Cette révélation semble choquer l'assistance qui s'empresse de murmurer de toutes parts. Certains ne se gênent pas pour exprimer leurs opinions et leurs idées, tous plus curieux les uns que les autres. Lindorie m'observe longuement et me prend discrètement la main pour me manifester son soutien. Mais mon attention est dirigée vers Luther qui ne semble pas comprendre la situation et qui subit les insultes du public. Je croyais qu'il avait été disculpé.
— Silence ! crie Silas. Mesdames et Messieurs, je vous demande un peu de tenue. L'affaire en question est importante et nous devons la traiter avec le plus grand sérieux ! Monsieur Luther Alendur, en vous rendant sur Dell, vous laisseriez votre candidate sans entraîneur attitré et vous déchargerez de toute responsabilité la concernant. Êtes-vous prêts à faire ce sacrifice ou préférez-vous qu'elle abandonne les Jeux sur le champ ? Dans ce cas, le Conseil des Jeux devra se réunir pour discuter du sort que le roi Aegnor souhaite lui réserver.
Je manque de m'étouffer. Si Luther refuse que je poursuive, il signe mon arrêt de mort. Aucun Dellien ne revient vivant des Jeux. Ce serait étrange et dangereux. Ce serait le signe que les choses peuvent changer.
Je sens le regard pesant des spectateurs sur moi. Je suis sûre que ma mise à mort en arrangerait certains. Rassna doit savourer silencieusement ce moment tout comme Saeros, qui ne semble pas me porter un grand intérêt.
Mais j'ai confiance en Luther, il ne fera rien qui me fasse souffrir. Cependant, s'il accepte que je poursuive, mon lien avec mon peuple et ma planète sera définitivement coupé. Suis-je prête à l'endurer ?
— Nous attendons votre réponse, s'impatiente Silas au bout de quelques minutes.
Je relève la tête et me rends compte que Luther attend de croiser mon regard pour prendre sa décision. Il ne veut pas répondre sans mon consentement.
Mourir sur la décision du roi cruel ne me réjouit pas. Mais sentir le regard brûlant de Daerôn sur ma nuque m'est tout autant insupportable.
Si je poursuis les Jeux, je serai tué par celui qui a été désigné pour m'assassiner. Si j'arrête, je serai exécutée.
Je suis dans une impasse. Pourtant, l'honneur me pousse à prendre ma décision. Je préfère mourir en me battant plutôt que d'être exécutée, sans avoir rien tenter.
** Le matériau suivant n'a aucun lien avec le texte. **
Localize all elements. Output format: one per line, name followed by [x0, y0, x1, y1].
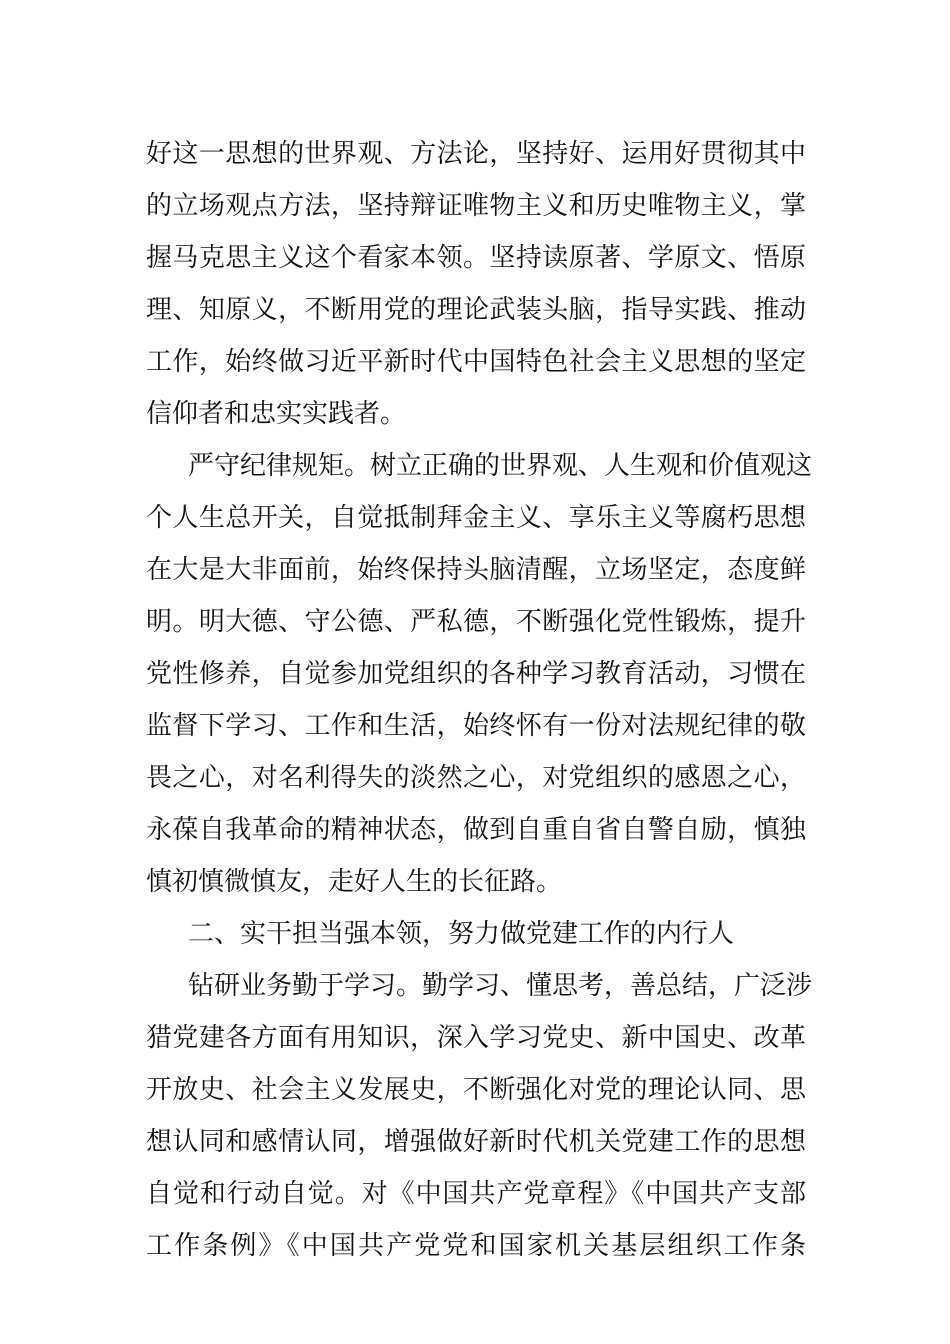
text-line: 监督下学习、工作和生活，始终怀有一份对法规纪律的敬 [146, 711, 806, 741]
document-page [146, 128, 813, 1272]
text-line: 自觉和行动自觉。对《中国共产党章程》《中国共产支部 [146, 1179, 806, 1209]
text-line: 党性修养，自觉参加党组织的各种学习教育活动，习惯在 [146, 659, 806, 689]
text-line: 畏之心，对名利得失的淡然之心，对党组织的感恩之心， [146, 763, 806, 793]
text-line: 想认同和感情认同，增强做好新时代机关党建工作的思想 [146, 1127, 806, 1157]
text-line: 工作条例》《中国共产党党和国家机关基层组织工作条 [146, 1231, 806, 1261]
text-line: 个人生总开关，自觉抵制拜金主义、享乐主义等腐朽思想 [146, 503, 806, 533]
text-line: 慎初慎微慎友，走好人生的长征路。 [146, 867, 563, 897]
text-line: 信仰者和忠实实践者。 [146, 399, 407, 429]
text-line: 在大是大非面前，始终保持头脑清醒，立场坚定，态度鲜 [146, 555, 806, 585]
text-line: 开放史、社会主义发展史，不断强化对党的理论认同、思 [146, 1075, 806, 1105]
text-line: 永葆自我革命的精神状态，做到自重自省自警自励，慎独 [146, 815, 806, 845]
paragraph-heading-line: 钻研业务勤于学习。勤学习、懂思考，善总结，广泛涉 [188, 971, 813, 1001]
text-line: 的立场观点方法，坚持辩证唯物主义和历史唯物主义，掌 [146, 191, 806, 221]
section-heading: 二、实干担当强本领，努力做党建工作的内行人 [188, 919, 735, 949]
paragraph-heading-line: 严守纪律规矩。树立正确的世界观、人生观和价值观这 [188, 451, 813, 481]
text-line: 猎党建各方面有用知识，深入学习党史、新中国史、改革 [146, 1023, 806, 1053]
text-line: 握马克思主义这个看家本领。坚持读原著、学原文、悟原 [146, 243, 806, 273]
text-line: 明。明大德、守公德、严私德，不断强化党性锻炼，提升 [146, 607, 806, 637]
text-line: 理、知原义，不断用党的理论武装头脑，指导实践、推动 [146, 295, 806, 325]
text-line: 工作，始终做习近平新时代中国特色社会主义思想的坚定 [146, 347, 806, 377]
text-line: 好这一思想的世界观、方法论，坚持好、运用好贯彻其中 [146, 139, 806, 169]
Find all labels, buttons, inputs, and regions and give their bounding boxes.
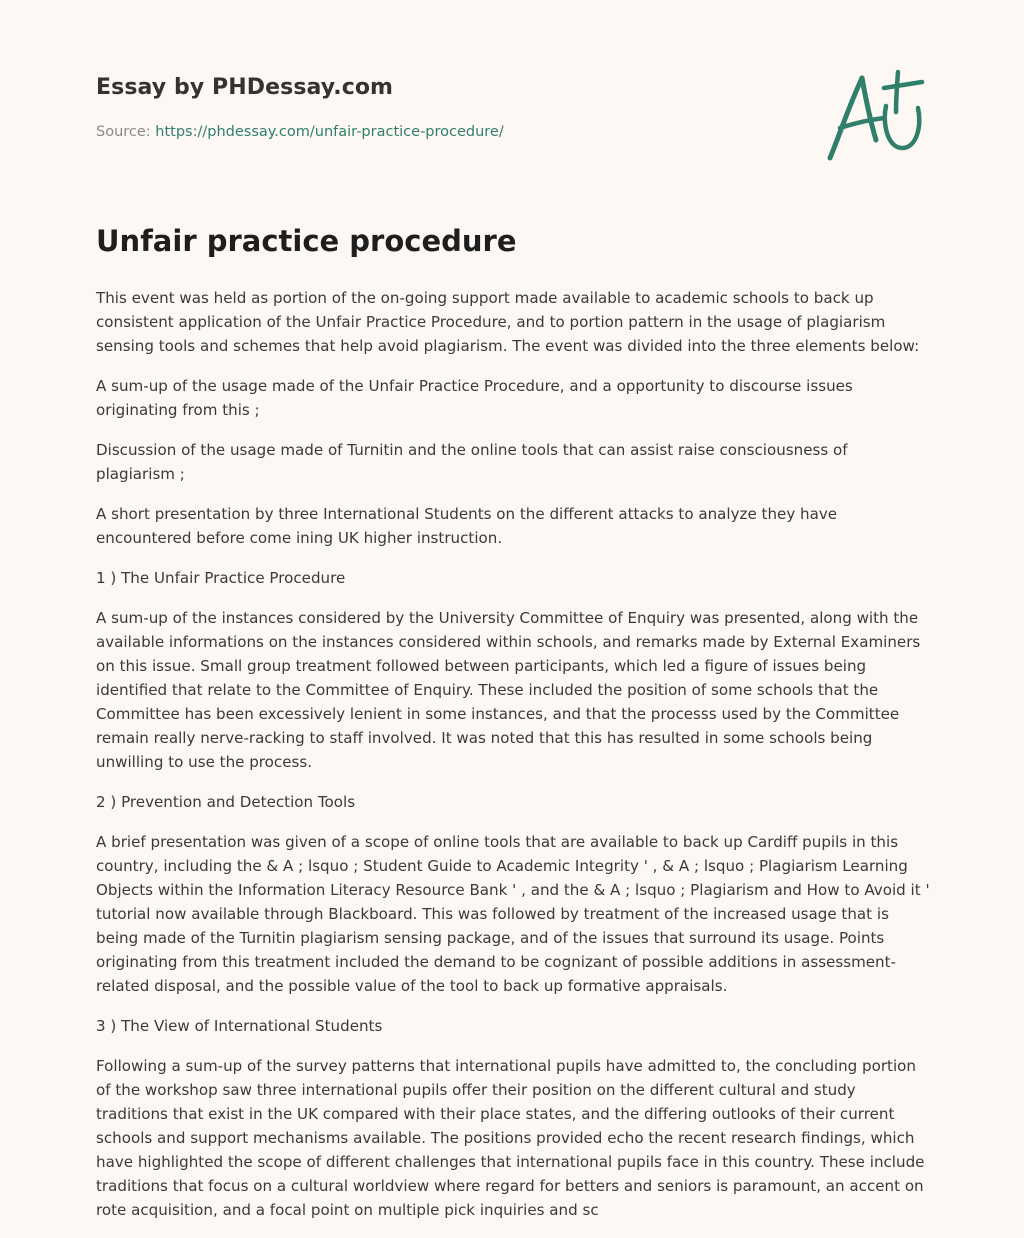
essay-title: Unfair practice procedure — [96, 224, 517, 258]
body-paragraph: A sum-up of the instances considered by the University Committee of Enquiry was presented, along with the available informations on the instances considered within schools, and remarks made by External Examiners on this issue. Small group treatment followed between participants, which led a figure of issues being identified that relate to the Committee of Enquiry. These included the position of some schools that the Committee has been excessively lenient in some instances, and that the processs used by the Committee remain really nerve-racking to staff involved. It was noted that this has resulted in some schools being unwilling to use the process. — [96, 609, 921, 771]
source-line — [96, 124, 504, 140]
source-label: Source: — [96, 124, 151, 140]
body-paragraph: A short presentation by three International Students on the different attacks to analyze they have encountered before come ining UK higher instruction. — [96, 505, 838, 547]
body-paragraph: A brief presentation was given of a scope of online tools that are available to back up Cardiff pupils in this country, including the & A ; lsquo ; Student Guide to Academic Integrity ' , & A ; lsquo ; Plagiarism Learning Objects within the Information Literacy Resource Bank ' , and the & A ; lsquo ; Plagiarism and How to Avoid it ' tutorial now available through Blackboard. This was followed by treatment of the increased usage that is being made of the Turnitin plagiarism sensing package, and of the issues that surround its usage. Points originating from this treatment included the demand to be cognizant of possible additions in assessment-related disposal, and the possible value of the tool to back up formative appraisals. — [96, 833, 930, 995]
body-paragraph: Following a sum-up of the survey patterns that international pupils have admitted to, the concluding portion of the workshop saw three international pupils offer their position on the different cultural and study traditions that exist in the UK compared with their place states, and the differing outlooks of their current schools and support mechanisms available. The positions provided echo the recent research findings, which have highlighted the scope of different challenges that international pupils face in this country. These include traditions that focus on a cultural worldview where regard for betters and seniors is paramount, an accent on rote acquisition, and a focal point on multiple pick inquiries and sc — [96, 1057, 925, 1219]
body-paragraph: A sum-up of the usage made of the Unfair Practice Procedure, and a opportunity to discourse issues originating from this ; — [96, 377, 853, 419]
section-heading: 2 ) Prevention and Detection Tools — [96, 793, 356, 811]
section-heading: 1 ) The Unfair Practice Procedure — [96, 569, 346, 587]
section-heading: 3 ) The View of International Students — [96, 1017, 383, 1035]
body-paragraph: This event was held as portion of the on-going support made available to academic schools to back up consistent application of the Unfair Practice Procedure, and to portion pattern in the usage of plagiarism sensing tools and schemes that help avoid plagiarism. The event was divided into the three elements below: — [96, 289, 920, 355]
source-link[interactable]: https://phdessay.com/unfair-practice-procedure/ — [155, 124, 504, 140]
site-title: Essay by PHDessay.com — [96, 75, 394, 100]
essay-body — [96, 286, 930, 1238]
a-plus-grade-icon — [818, 66, 930, 170]
body-paragraph: Discussion of the usage made of Turnitin and the online tools that can assist raise consciousness of plagiarism ; — [96, 441, 848, 483]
Je hoche la tête imperceptiblement pour montrer à Luther que je pourrais me débrouiller sans lui, que je pourrais affronter mes peurs en solitaire, que je suis prête à tout pour survivre.
— Ma candidate saura se débrouiller seule. Je pars dès ce soir sur Dell et la laisse poursuivre les Jeux en lui accordant mon entière confiance.
— Bien, vous pouvez vous rasseoir.
La réunion du Conseil se termine quelques minutes plus tard, mais je n'écoute plus. Je ne sais même pas si Saeros va continuer. Je ne me préoccupe pas de la décision du roi Aegnor. J'aurai tout le loisir de m'en occuper plus tard.
Les organisateurs ne me laissent pas le temps de faire mes adieux à mon oncle adoptif. Un grand vide me submerge alors que des gardes accompagnent Luther vers la sortie.
A présent, je dois me débrouiller seule.